La diplomatie féministe pourrait inspirer des changements concrets à plusieurs niveaux dans les systèmes diplomatiques africains. D’abord, en matière de formation, elle encouragerait l’intégration de modules sur le genre, l’égalité, les droits humains et la médiation inclusive dans les écoles de formation diplomatique. Cela permettrait de former des diplomates plus sensibles aux enjeux sociaux et mieux préparés à défendre une diplomatie plus équitable.

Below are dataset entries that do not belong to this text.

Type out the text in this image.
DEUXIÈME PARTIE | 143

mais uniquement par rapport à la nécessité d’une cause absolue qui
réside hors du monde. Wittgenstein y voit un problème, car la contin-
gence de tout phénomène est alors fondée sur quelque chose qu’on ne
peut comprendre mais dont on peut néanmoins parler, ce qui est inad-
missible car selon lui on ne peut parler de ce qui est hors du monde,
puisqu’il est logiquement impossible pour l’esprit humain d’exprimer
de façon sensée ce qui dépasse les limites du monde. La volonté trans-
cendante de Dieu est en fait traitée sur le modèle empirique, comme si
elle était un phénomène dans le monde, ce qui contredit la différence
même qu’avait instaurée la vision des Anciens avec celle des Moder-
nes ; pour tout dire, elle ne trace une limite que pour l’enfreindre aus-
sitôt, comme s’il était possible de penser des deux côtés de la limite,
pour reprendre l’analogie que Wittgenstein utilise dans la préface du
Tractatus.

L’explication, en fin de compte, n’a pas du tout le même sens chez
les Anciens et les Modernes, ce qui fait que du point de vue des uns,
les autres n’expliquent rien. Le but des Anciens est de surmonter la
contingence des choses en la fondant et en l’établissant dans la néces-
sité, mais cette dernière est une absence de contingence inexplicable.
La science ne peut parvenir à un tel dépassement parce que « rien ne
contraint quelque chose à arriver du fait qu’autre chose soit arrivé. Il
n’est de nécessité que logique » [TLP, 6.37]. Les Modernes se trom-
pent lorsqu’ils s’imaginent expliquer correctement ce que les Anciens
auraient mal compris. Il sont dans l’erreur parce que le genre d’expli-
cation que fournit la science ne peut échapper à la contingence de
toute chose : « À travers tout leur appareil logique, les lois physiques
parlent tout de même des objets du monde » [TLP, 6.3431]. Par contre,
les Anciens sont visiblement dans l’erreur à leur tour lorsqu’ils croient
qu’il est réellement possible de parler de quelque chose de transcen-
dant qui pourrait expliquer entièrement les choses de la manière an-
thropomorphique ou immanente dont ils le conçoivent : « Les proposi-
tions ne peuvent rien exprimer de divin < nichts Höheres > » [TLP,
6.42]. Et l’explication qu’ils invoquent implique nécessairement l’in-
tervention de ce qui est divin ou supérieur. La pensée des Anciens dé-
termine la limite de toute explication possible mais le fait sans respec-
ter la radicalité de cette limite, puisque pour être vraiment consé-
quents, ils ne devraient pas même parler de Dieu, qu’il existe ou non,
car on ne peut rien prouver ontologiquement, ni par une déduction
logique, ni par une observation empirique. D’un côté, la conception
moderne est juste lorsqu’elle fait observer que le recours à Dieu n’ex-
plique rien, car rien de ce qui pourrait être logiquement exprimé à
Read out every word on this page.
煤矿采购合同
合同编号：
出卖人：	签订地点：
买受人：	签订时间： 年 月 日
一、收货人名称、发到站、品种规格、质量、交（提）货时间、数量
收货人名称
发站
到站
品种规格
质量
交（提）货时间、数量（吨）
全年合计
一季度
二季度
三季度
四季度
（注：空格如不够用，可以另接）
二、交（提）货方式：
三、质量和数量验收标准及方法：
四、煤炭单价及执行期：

Ensuite, sur le plan de la représentation, elle encouragerait une meilleure participation des femmes aux postes de responsabilité dans les Ministères des Affaires Etrangères, les Missions permanentes, les Ambassades, ou encore dans les processus de négociation. L’objectif serait de tendre vers une répartition plus équilibrée des rôles entre femmes et hommes dans toutes les sphères diplomatiques.
Enfin, dans les pratiques diplomatiques, la diplomatie féministe invite à revoir les priorités et les méthodes de travail: donner plus d’importance au dialogue, à l’écoute, à la coopération horizontale, et aux besoins réels des populations. Elle pousse à sortir des approches purement stratégiques ou économiques pour intégrer des dimensions sociales, humaines et communautaires dans les politiques étrangères africaines.
Peut-on dire que la diplomatie féministe est avant tout une diplomatie des valeurs humaines, centrée sur la justice, l’égalité et la dignité ?
Oui, absolument. La diplomatie féministe peut justement être comprise comme une diplomatie des valeurs humaines, car elle place au cœur de l’action internationale des principes fondamentaux comme la justice, l’égalité, la dignité, la solidarité et le respect des droits humains. C’est une diplomatie qui refuse l’exclusion, qui reconnaît la valeur de chaque être humain, et qui vise une paix durable fondée sur l’inclusion et le dialogue.
Comment cette approche contribue-t-elle à renforcer la place et le leadership des femmes africaines dans les espaces de décision internationaux ?
La diplomatie féministe contribue à renforcer la place et le leadership des femmes africaines dans les espaces de décision internationaux en promouvant activement leur inclusion, leur visibilité et leur participation aux plus hauts niveaux.
Elle pousse les États et les institutions à adopter des politiques volontaristes : nomination de femmes à des postes diplomatiques, soutien à leur formation, création de réseaux de femmes leaders dans les affaires étrangères ou les instances multilatérales.
Mais au-delà des chiffres, elle œuvre à déconstruire les stéréotypes et barrières culturelles qui freinent l’ascension des femmes dans ce domaine.
En mettant en lumière les compétences, les expertises et les expériences des femmes africaines, cette approche permet de faire entendre leurs voix dans les espaces où se décident les grandes orientations du monde. Elle ouvre ainsi la voie à une diplomatie plus représentative, plus équitable et enrichie par la diversité des parcours.
Quelles figures africaines ou expériences concrètes illustrent aujourd’hui cette manière de faire de la diplomatie autrement, avec sens, courage et équité ?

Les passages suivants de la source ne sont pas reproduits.